When Should You Fire Your Marketing Agency?

Most businesses fire their marketing agency at the wrong time. They either pull the plug after six weeks — before the campaign has data to work with — or they stay two years into a relationship that stopped working after six months.

Having been on the agency side of this decision for 8 years, here’s what actually warrants firing an agency.

When Is It Too Early to Fire a Marketing Agency?

Anything under 90-120 days is almost always too early.

New campaigns need time for the algorithm to optimize. Sales cycles need time to close. Attribution needs time to show what’s actually working. The first 60 days of any new ad campaign are inherently noisy — week-to-week swings in cost per lead are normal and don’t mean the campaign is failing.

I’ve inherited clients who fired three agencies in a year. Every one of those engagements ended before the campaign had stabilized. The underlying issue wasn’t any of the agencies — it was that the business owner was evaluating performance on a timeline that doesn’t allow for meaningful results.

Give an agency 90 days before you make a serious evaluation. Give them 120 before you make a final call.

What Are Legitimate Reasons to Fire a Marketing Agency?

They Can’t Tell You What’s Working or Why

After 90+ days, your agency should be able to tell you which campaigns, which keywords, and which audiences are driving your best leads. If they’re presenting top-level metrics (CPL, impressions, click-through rate) without insight into why those numbers are what they are and what they’re doing about it — that’s a problem.

If your customer acquisition cost has been above your LTV/3 threshold for four months and trending up rather than down, the campaign structure is probably wrong. Not just underperforming — structurally wrong. A competent agency should have identified this and made changes.

They Can’t Connect Their Work to Business Outcomes

Leads are a means to an end. If your agency can’t connect the leads they’re generating to customers acquired, or at minimum to a qualification rate that gives you confidence in lead quality — and they’ve been running for 6+ months — that’s a structural transparency problem.

You’ve Raised Concerns and Nothing Changed

One conversation about performance concerns should produce changes. Two conversations with no action is a pattern. Agencies that don’t respond to client concerns with specific changes and honest assessment of what’s happening are telling you something about how the relationship will continue.

What Are NOT Good Reasons to Fire an Agency?

The first 60 days had inconsistent results. Normal.

A salesperson from another agency told you they could do better. Every agency says this. Get actual data on what ‘better’ means.

You got a bad lead last week. Individual bad leads happen in every campaign. Pattern of bad leads is signal. Individual bad leads are noise.

You don’t like the reporting format. Ask for different reporting. This isn’t a fire-worthy problem.
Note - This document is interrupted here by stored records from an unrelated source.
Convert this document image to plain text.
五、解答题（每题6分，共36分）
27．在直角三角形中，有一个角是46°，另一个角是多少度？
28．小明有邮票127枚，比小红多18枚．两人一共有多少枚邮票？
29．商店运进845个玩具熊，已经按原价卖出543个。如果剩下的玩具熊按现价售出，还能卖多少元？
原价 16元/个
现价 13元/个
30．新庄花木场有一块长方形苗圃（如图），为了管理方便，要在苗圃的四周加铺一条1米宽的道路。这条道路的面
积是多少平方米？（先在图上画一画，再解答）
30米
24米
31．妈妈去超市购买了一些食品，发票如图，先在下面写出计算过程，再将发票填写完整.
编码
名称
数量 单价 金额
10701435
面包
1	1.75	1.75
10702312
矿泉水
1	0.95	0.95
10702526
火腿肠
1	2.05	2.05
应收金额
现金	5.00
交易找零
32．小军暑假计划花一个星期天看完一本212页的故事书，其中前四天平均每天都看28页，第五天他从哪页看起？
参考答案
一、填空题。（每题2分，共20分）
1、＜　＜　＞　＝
Before You Fire the Agency, Ask These Questions

Is the problem the agency or the campaign structure? Sometimes a good agency has been executing a fundamentally flawed strategy because the client directed it. Replacing the agency without changing the strategy produces the same results.

Is the problem the ads or the business economics? If the math doesn’t work at your current pricing, no agency can fix that.

Have you actually told them clearly what you need and given them a chance to deliver? Most agency-client relationship problems are communication problems before they’re performance problems.